Außerdem sollen die Regelungen für die steuerlich geförderte zusätzliche private Altersvorsorge künftig auch für die Anschaffung oder Herstellung einer selbst-genutzten Wohnimmobilie im EU-/EWR-Ausland gelten. Auf die Rückforderung der steuerlichen Förderung soll verzichtet werden, wenn der Zulageberechtigte ins EU-/EWR-Ausland verzieht.

Die soeben zitierte Entscheidung des EuGH aus dem September 2009 erfordert auch eine Anpassung der Rentenbesteuerung im Rahmen der beschränkten Steuerpflicht. Mit den von der Bundesregierung vorgeschlagenen Änderungen im Einkommensteuergesetz wird die Besteuerung konsequent an die nachgelagerte Besteuerung angepasst.
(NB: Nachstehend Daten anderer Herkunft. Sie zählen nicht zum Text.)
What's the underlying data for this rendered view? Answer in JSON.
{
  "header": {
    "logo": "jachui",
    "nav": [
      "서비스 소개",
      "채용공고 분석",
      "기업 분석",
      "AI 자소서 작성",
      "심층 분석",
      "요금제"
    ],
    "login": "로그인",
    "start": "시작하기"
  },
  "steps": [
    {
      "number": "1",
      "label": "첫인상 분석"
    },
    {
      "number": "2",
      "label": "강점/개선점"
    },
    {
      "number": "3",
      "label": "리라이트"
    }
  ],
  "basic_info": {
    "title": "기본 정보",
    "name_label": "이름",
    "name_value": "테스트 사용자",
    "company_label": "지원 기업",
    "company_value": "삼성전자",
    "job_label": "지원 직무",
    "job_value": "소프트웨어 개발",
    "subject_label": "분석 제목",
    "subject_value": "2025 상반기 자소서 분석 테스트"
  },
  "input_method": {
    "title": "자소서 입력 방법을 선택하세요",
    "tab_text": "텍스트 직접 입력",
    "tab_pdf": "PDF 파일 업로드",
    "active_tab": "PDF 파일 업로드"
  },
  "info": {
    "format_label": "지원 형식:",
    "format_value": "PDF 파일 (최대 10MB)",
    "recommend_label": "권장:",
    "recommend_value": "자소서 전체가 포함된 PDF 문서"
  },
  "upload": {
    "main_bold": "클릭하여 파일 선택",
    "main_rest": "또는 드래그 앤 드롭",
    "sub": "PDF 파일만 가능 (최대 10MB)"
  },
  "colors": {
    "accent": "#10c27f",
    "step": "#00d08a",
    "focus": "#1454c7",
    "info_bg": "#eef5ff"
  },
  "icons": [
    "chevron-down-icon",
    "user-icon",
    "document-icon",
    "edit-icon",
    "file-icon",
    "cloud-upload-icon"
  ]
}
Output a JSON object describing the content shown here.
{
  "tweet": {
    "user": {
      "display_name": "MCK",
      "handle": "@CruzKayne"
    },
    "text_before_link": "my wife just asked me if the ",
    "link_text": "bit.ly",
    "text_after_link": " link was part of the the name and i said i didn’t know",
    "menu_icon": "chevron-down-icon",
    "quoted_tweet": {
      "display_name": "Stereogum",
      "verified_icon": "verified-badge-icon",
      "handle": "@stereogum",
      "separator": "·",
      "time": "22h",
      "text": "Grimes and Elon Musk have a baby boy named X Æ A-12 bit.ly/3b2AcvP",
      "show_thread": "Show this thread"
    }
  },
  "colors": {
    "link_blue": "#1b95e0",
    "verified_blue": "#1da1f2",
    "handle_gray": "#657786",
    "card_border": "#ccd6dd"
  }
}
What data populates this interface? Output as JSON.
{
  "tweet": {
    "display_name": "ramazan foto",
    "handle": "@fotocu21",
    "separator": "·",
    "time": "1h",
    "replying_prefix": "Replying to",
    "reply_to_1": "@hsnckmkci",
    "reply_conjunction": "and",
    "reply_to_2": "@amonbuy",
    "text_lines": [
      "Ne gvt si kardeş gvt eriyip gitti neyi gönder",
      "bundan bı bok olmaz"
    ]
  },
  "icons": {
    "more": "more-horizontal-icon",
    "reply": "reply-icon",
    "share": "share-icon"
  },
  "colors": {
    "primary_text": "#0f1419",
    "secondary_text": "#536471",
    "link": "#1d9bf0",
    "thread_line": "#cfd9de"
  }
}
Die Besteuerung richtet sich also danach, ob Deutschland den Aufbau des Rentenrechts steuerlich oder auf andere Weise gefördert hat.

Zu den Regelungen, die der Umsetzung steuerlicher EU-Vorgaben dienen, gehört auch die Änderung der degressiven Abschreibung von bestimmten Gebäuden.

Die degressive Abschreibung soll künftig auch für solche Gebäude gewährt werden, die in einem anderen Mitgliedstaat der Europäischen Union oder des Europäischen Wirtschaftsraumes belegen sind. Das gilt auch für bereits abgelaufene Veranlagungs-zeiträume, soweit der Steuerpflichtige die degressive Abschreibung beantragt und die Steuerbescheide noch nicht bestandskräftig sind.

Ferner trägt der Gesetzentwurf dem Urteil des Europäischen Gerichtshofs vom 27. Januar 2009 [in der Rechtssache C-318/07 „Persche“] Rechnung. Der EuGH hatte entschieden, dass es gegen Gemeinschafts-recht verstößt, wenn ein Steuerabzug von Spenden nur in Betracht kommt, wenn die begünstigte gemeinnützige Einrichtung im Inland ansässig ist.

Durch Änderungen im Ertragsteuergesetz kann künftig auch an gemeinnützige Einrichtungen in anderen Mitgliedstaaten der Europäischen Union und in Staaten des Europäischen Wirtschaftsraums unter bestimmten Voraussetzungen steuerlich abziehbar gespendet werden.

Im Anschluss an das mit dem Wachstumsbeschleunigungsgesetz umgesetzte Sofortprogramm ist die Bundesregierung mit dem heute beratenen zweiten steuerlichen Gesetzesvorhaben nach noch nicht einmal 100 Tagen Regierungsarbeit in der 17. Legislaturperiode dabei, auch die sich aus Recht und Rechtsprechung der Europäischen Union bzw. des Europäischen Gerichtshofs ergebenen rechtlichen Verpflichtungen vertragsgenau zu erfüllen. Um die für die Umsetzung der Rechtsakte in nationales Recht gesetzten Fristen einhalten zu können, möchte ich mich heute und hier Ihrer Mitarbeit ausdrücklich versichern.